Lighthouse, La Tasca and Hargreaves, reside on AIM. Eleven of the portfolio's 15 constituents are on the second market with another, Myhome International, the multi-franchise group, featured on the even more junior PlusMarkets (the old Ofex). It should, however, move to AIM in the next few months. The demotion of under-performing Rentokil Initial from the FTSE 100 share index to the runner-up FTSE 250 means brewer Scottish & Newcastle is now the portfolio's only Footsie stock.

Since its launch in 1999, the portfolio has been weighted towards smallcaps. But I don't think it has ever been quite so dependent on them as now. I'd like to recruit another Footsie constituent, if only to add a little ballast. But I would not be at all surprised if my next addition is another tiddler. They are much more exciting than heavyweights.
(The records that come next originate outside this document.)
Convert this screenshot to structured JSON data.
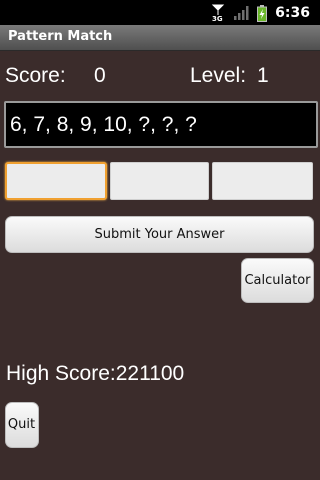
{
  "status_bar": {
    "network": "3G",
    "time": "6:36"
  },
  "app": {
    "title": "Pattern Match"
  },
  "score": {
    "label": "Score:",
    "value": "0"
  },
  "level": {
    "label": "Level:",
    "value": "1"
  },
  "sequence": "6, 7, 8, 9, 10, ?, ?, ?",
  "answers": [
    "",
    "",
    ""
  ],
  "buttons": {
    "submit": "Submit Your Answer",
    "calculator": "Calculator",
    "quit": "Quit"
  },
  "high_score": "High Score:221100",
  "colors": {
    "background": "#3b2c2b",
    "focus_border": "#f0a030"
  }
}
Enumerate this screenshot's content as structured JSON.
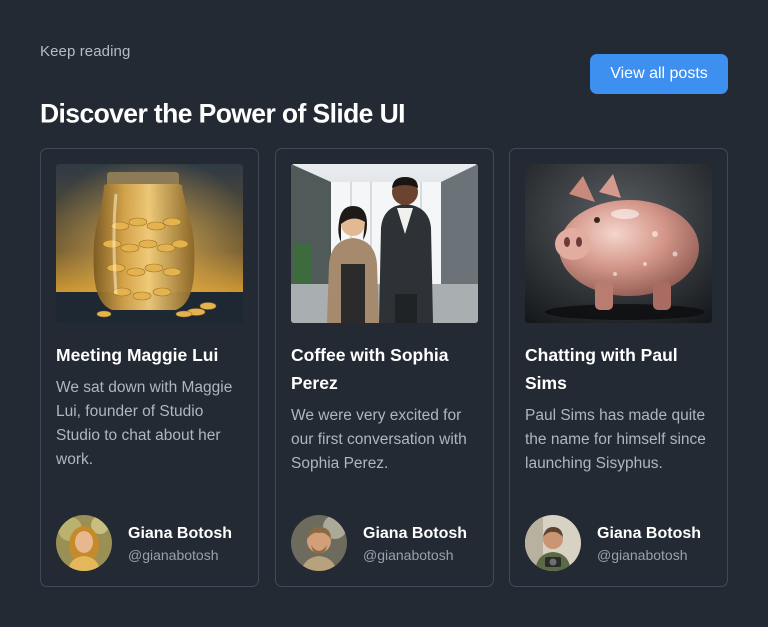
{
  "header": {
    "eyebrow": "Keep reading",
    "title": "Discover the Power of Slide UI",
    "view_all_label": "View all posts"
  },
  "posts": [
    {
      "image": "jar-of-gold-coins",
      "title": "Meeting Maggie Lui",
      "excerpt": "We sat down with Maggie Lui, founder of Studio Studio to chat about her work.",
      "author": {
        "name": "Giana Botosh",
        "handle": "@gianabotosh"
      }
    },
    {
      "image": "two-business-people-in-office",
      "title": "Coffee with Sophia Perez",
      "excerpt": "We were very excited for our first conversation with Sophia Perez.",
      "author": {
        "name": "Giana Botosh",
        "handle": "@gianabotosh"
      }
    },
    {
      "image": "glass-piggy-bank",
      "title": "Chatting with Paul Sims",
      "excerpt": "Paul Sims has made quite the name for himself since launching Sisyphus.",
      "author": {
        "name": "Giana Botosh",
        "handle": "@gianabotosh"
      }
    }
  ],
  "colors": {
    "background": "#232a33",
    "card_border": "#414b57",
    "accent": "#3d8ff0",
    "muted_text": "#aeb6c0"
  }
}
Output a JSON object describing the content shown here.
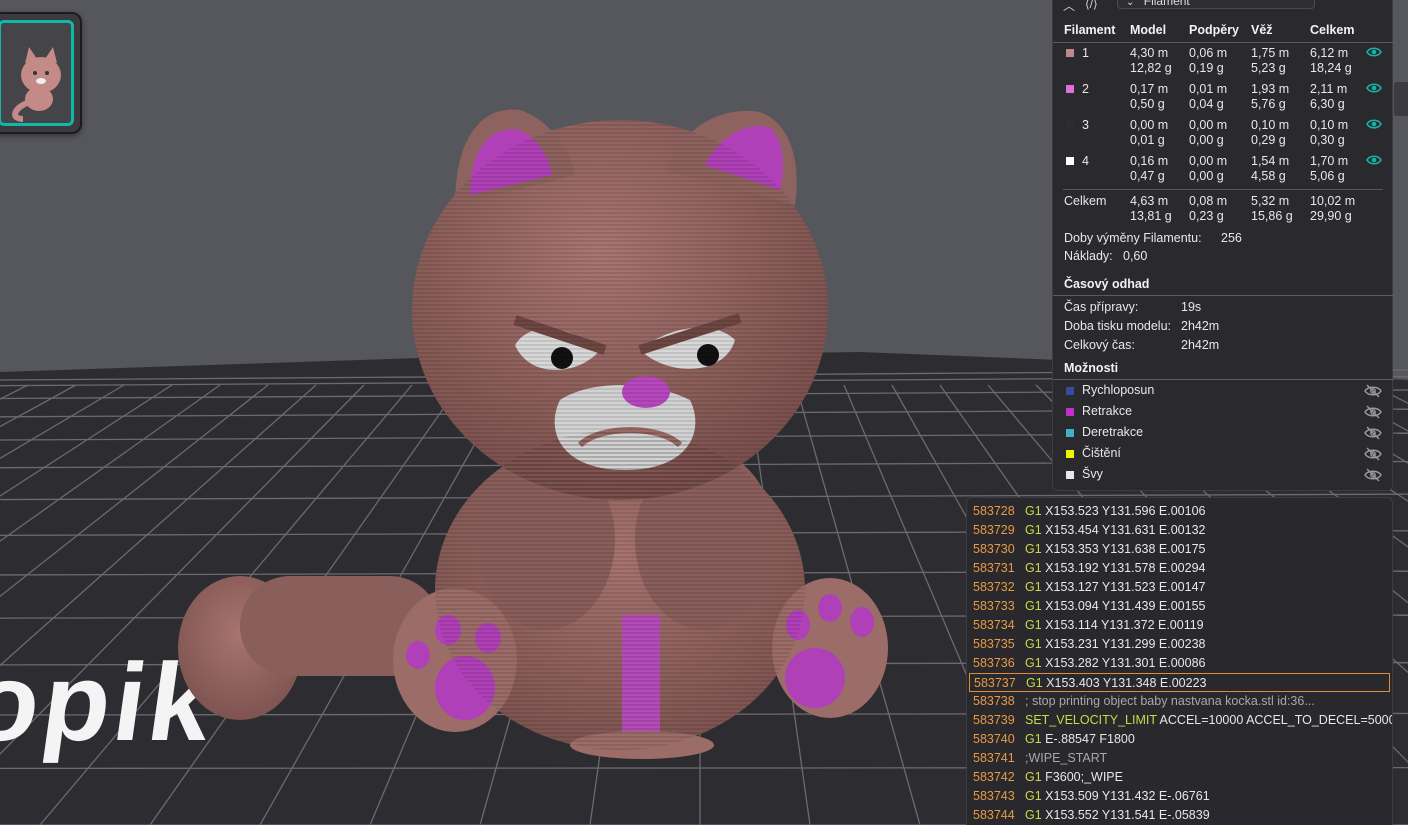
{
  "toolbar": {
    "view_select": "Filament"
  },
  "filament_table": {
    "headers": [
      "Filament",
      "Model",
      "Podpěry",
      "Věž",
      "Celkem"
    ],
    "rows": [
      {
        "id": "1",
        "color": "#b88c8c",
        "model": [
          "4,30 m",
          "12,82 g"
        ],
        "supports": [
          "0,06 m",
          "0,19 g"
        ],
        "tower": [
          "1,75 m",
          "5,23 g"
        ],
        "total": [
          "6,12 m",
          "18,24 g"
        ]
      },
      {
        "id": "2",
        "color": "#e070e0",
        "model": [
          "0,17 m",
          "0,50 g"
        ],
        "supports": [
          "0,01 m",
          "0,04 g"
        ],
        "tower": [
          "1,93 m",
          "5,76 g"
        ],
        "total": [
          "2,11 m",
          "6,30 g"
        ]
      },
      {
        "id": "3",
        "color": "#2e2e2e",
        "model": [
          "0,00 m",
          "0,01 g"
        ],
        "supports": [
          "0,00 m",
          "0,00 g"
        ],
        "tower": [
          "0,10 m",
          "0,29 g"
        ],
        "total": [
          "0,10 m",
          "0,30 g"
        ]
      },
      {
        "id": "4",
        "color": "#ffffff",
        "model": [
          "0,16 m",
          "0,47 g"
        ],
        "supports": [
          "0,00 m",
          "0,00 g"
        ],
        "tower": [
          "1,54 m",
          "4,58 g"
        ],
        "total": [
          "1,70 m",
          "5,06 g"
        ]
      }
    ],
    "summary": {
      "label": "Celkem",
      "model": [
        "4,63 m",
        "13,81 g"
      ],
      "supports": [
        "0,08 m",
        "0,23 g"
      ],
      "tower": [
        "5,32 m",
        "15,86 g"
      ],
      "total": [
        "10,02 m",
        "29,90 g"
      ]
    },
    "changes_label": "Doby výměny Filamentu:",
    "changes_value": "256",
    "cost_label": "Náklady:",
    "cost_value": "0,60"
  },
  "time_estimate": {
    "title": "Časový odhad",
    "prep_label": "Čas přípravy:",
    "prep_value": "19s",
    "model_label": "Doba tisku modelu:",
    "model_value": "2h42m",
    "total_label": "Celkový čas:",
    "total_value": "2h42m"
  },
  "options": {
    "title": "Možnosti",
    "items": [
      {
        "label": "Rychloposun",
        "color": "#3a4aa0"
      },
      {
        "label": "Retrakce",
        "color": "#c030c8"
      },
      {
        "label": "Deretrakce",
        "color": "#40b0c8"
      },
      {
        "label": "Čištění",
        "color": "#f0f000"
      },
      {
        "label": "Švy",
        "color": "#e8e8e8"
      }
    ]
  },
  "gcode": [
    {
      "num": "583728",
      "cmd": "G1",
      "args": " X153.523 Y131.596 E.00106"
    },
    {
      "num": "583729",
      "cmd": "G1",
      "args": " X153.454 Y131.631 E.00132"
    },
    {
      "num": "583730",
      "cmd": "G1",
      "args": " X153.353 Y131.638 E.00175"
    },
    {
      "num": "583731",
      "cmd": "G1",
      "args": " X153.192 Y131.578 E.00294"
    },
    {
      "num": "583732",
      "cmd": "G1",
      "args": " X153.127 Y131.523 E.00147"
    },
    {
      "num": "583733",
      "cmd": "G1",
      "args": " X153.094 Y131.439 E.00155"
    },
    {
      "num": "583734",
      "cmd": "G1",
      "args": " X153.114 Y131.372 E.00119"
    },
    {
      "num": "583735",
      "cmd": "G1",
      "args": " X153.231 Y131.299 E.00238"
    },
    {
      "num": "583736",
      "cmd": "G1",
      "args": " X153.282 Y131.301 E.00086"
    },
    {
      "num": "583737",
      "cmd": "G1",
      "args": " X153.403 Y131.348 E.00223",
      "selected": true
    },
    {
      "num": "583738",
      "comment": "; stop printing object baby nastvana kocka.stl id:36..."
    },
    {
      "num": "583739",
      "cmd": "SET_VELOCITY_LIMIT",
      "args": " ACCEL=10000 ACCEL_TO_DECEL=5000"
    },
    {
      "num": "583740",
      "cmd": "G1",
      "args": " E-.88547 F1800"
    },
    {
      "num": "583741",
      "comment": ";WIPE_START"
    },
    {
      "num": "583742",
      "cmd": "G1",
      "args": " F3600;_WIPE"
    },
    {
      "num": "583743",
      "cmd": "G1",
      "args": " X153.509 Y131.432 E-.06761"
    },
    {
      "num": "583744",
      "cmd": "G1",
      "args": " X153.552 Y131.541 E-.05839"
    }
  ],
  "colors": {
    "accent": "#10b8a8",
    "plate": "#2c2c2f",
    "model": "#9c6c68",
    "highlight": "#b840b8"
  },
  "icons": [
    "eye-icon",
    "eye-off-icon",
    "collapse-icon",
    "code-icon",
    "chevron-down-icon"
  ]
}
But I am reluctant to get involved with the foreign companies that now represent such a large chunk of AIM's capitalisation. Being based overseas, they can circumvent some AIM rules. And AIM seems willing to accommodate some questionable players. Exploration and mining shares look most dangerous.

I am dubious about the merits of small resource stocks, wherever based. Ex-stockbroker Robin Boyle, who runs the successful smallcap (and AIM-traded) Athelney investment trust, complains they "frighten the living daylights" out of him. Me, too.